Die Art und Weise wie Dinge hier „geplant“ werden, finde ich ebenfalls gewöhnungsbedürftig. Letztens war ich mit Dativa im District Office von SIHA, sodass mich die Offiziellen kennenlernen konnten und über mein Tun Bescheid wussten. Der Besuch war alles andere als schön, denn jegliches Gespräch über meine Arbeit fand auf Swahili statt und das obwohl die Leute auch Englisch sprachen. So wurde alles mit Dativa geplant, deren Englisch nicht ausreicht, um mir etwas zu übersetzen und die auch nicht wirklich interessiert daran schien. Das war schon wirklich heftig und ich wurde nach einiger Zeit auch sauer, da mein Swahili schon dazu ausreichte, um zu verstehen, dass die Planung völlig an meinen Interessen vorbei ging und eigentlich nur beinhaltete, dass ich jeden Tag eine andere Schule besuchen soll. Ich habe dann auch noch versucht zu erklären, dass ich zwar auch Schulen besuchen will, aber dass meine Masterarbeit Priorität hat und ich angesichts der eingeschränkten Zeit auch die Besuche im WMA planen will. Dieser Kommentar wurde natürlich nur mit „Don´t worry!“ beantwortet. Ich kann dieses „Don´t worry!“ wirklich nicht mehr hören. Nach dieser Anwort habe ich sie dann einfach reden lassen und mir gleichzeitig vorgenommen, mit Kessy zu sprechen. Zuhause habe ich das auch direkt getan und ihm erklärt, dass es nicht okay ist, mich mit jemandem, der nur schlechtes Englisch spricht, in eine solche Position zu bringen und mir vorher noch nicht mal konkrete Informationen über das Ziel des Besuchs mitzuteilen. Außerdem erklärte ich, dass die Interviews absolute Priorität haben und ich es nicht gut finde, wenn meine Zeit verplant wird, ohne mich in die Planung einzubeziehen.
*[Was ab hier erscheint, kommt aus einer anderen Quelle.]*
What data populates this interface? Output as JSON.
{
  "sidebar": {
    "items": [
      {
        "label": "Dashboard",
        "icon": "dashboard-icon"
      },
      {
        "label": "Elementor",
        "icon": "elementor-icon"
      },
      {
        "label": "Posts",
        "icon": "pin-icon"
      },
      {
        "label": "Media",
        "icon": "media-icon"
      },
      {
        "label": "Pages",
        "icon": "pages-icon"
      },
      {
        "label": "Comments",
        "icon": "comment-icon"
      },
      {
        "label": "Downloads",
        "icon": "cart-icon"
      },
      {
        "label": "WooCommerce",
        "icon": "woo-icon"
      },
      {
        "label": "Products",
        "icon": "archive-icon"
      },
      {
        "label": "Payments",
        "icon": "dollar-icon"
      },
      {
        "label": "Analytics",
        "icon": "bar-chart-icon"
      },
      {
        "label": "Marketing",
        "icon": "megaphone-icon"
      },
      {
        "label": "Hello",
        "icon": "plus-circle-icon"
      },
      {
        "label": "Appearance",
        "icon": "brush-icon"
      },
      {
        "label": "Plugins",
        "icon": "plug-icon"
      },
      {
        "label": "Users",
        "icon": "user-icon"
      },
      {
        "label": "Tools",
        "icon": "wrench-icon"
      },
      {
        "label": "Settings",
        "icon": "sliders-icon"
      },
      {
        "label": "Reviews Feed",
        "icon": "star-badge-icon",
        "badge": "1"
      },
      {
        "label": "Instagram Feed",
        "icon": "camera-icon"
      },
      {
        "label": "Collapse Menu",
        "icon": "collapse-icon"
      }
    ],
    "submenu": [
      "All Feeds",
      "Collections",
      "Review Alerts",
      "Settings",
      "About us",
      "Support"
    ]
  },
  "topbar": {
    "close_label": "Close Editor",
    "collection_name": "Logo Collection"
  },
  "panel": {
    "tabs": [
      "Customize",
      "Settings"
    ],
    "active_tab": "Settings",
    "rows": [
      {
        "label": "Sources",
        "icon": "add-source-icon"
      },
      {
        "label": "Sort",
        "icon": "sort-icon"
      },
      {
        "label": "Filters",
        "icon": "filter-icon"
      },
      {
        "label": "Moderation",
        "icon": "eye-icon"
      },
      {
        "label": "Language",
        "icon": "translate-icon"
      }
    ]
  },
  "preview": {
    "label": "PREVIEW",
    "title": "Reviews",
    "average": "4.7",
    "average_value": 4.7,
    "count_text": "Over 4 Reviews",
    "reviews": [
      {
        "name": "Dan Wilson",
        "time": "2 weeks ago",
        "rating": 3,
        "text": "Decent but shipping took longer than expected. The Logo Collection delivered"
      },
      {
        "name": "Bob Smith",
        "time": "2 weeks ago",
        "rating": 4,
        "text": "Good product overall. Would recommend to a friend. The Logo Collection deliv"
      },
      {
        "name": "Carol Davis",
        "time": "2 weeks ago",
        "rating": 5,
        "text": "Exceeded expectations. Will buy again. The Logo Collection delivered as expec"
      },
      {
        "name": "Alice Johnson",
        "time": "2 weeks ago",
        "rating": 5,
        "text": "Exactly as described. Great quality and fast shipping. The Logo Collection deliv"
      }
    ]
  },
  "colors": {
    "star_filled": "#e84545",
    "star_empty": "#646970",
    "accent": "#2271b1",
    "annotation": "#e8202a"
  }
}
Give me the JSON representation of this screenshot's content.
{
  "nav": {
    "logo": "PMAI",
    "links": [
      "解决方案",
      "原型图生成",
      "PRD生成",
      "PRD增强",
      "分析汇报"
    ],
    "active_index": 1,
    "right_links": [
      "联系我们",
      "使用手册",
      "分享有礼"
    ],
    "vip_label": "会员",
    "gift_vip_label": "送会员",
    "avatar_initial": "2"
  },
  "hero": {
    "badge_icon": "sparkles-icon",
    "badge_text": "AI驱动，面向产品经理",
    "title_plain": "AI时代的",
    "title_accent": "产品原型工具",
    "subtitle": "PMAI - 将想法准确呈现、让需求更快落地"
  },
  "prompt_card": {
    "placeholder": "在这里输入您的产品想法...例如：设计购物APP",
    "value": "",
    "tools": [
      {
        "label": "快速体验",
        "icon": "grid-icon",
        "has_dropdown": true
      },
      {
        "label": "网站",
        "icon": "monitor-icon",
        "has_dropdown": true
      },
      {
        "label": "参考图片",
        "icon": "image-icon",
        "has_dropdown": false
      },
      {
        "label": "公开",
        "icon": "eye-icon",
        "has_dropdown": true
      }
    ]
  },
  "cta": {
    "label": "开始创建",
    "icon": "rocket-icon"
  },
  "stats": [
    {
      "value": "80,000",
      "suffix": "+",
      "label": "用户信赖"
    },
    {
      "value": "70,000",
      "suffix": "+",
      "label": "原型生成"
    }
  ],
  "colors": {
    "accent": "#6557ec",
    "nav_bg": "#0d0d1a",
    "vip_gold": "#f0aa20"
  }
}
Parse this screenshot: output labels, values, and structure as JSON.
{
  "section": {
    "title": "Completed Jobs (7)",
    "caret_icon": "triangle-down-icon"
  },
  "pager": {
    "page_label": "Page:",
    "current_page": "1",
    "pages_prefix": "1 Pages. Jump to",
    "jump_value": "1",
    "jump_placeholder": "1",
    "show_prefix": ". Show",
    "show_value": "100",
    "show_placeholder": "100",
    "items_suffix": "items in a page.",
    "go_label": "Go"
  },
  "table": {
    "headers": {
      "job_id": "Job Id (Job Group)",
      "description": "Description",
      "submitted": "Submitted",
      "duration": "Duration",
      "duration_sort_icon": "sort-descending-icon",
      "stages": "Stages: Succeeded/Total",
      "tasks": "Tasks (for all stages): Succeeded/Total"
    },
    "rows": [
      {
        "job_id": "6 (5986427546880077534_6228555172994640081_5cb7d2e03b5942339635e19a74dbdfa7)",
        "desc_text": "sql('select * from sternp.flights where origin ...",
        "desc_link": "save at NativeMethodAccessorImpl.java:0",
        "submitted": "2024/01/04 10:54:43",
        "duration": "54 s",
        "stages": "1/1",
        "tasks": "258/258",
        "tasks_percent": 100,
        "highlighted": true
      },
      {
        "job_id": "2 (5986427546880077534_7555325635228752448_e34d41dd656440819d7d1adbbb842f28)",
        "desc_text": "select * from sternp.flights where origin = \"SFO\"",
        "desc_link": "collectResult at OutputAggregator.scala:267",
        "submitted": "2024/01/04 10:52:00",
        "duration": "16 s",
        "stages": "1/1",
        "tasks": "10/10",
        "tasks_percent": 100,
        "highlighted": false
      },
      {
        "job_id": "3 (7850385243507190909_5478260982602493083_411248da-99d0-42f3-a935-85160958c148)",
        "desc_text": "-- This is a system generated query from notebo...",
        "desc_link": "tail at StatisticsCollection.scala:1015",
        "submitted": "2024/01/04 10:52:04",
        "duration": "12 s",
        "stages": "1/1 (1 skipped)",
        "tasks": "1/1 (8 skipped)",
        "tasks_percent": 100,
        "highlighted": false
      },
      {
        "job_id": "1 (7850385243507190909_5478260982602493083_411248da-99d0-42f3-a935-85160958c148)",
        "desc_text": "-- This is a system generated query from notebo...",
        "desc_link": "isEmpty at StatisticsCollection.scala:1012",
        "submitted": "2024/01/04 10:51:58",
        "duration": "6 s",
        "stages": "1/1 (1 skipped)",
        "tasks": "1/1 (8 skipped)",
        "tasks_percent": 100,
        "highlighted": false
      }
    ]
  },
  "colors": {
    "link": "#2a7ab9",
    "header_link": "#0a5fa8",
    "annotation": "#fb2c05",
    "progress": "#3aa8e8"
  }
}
Er entschuldigte sich und meinte, dass eben jeder ein Stück von mir haben wolle. Daraufhin habe ich nur erklärt, dass ich nicht hier bin, um herumgereicht zu werden und betonte nochmals, dass mit mir geplant werden sollte. Dieses Gespräch hat letztlich einiges bewirkt, denn in den letzten Tagen, konnte ich viele Interviews führen. Außerdem kam Kessy zu einem Besuch beim District Commisioner des Longido District, in dem ein Großteil der Interviews stattfindet, dann auch persönlich mit und die Gespräche fanden mit mir zusammen auf Englisch statt. Manchmal ist die deutsche Direktheit eben doch nötig, denn ich bin mir recht sicher, dass ich in der kurzen Zeit, die ich habe, wenig erreichen würde, wenn ich jeden einfach machen ließe.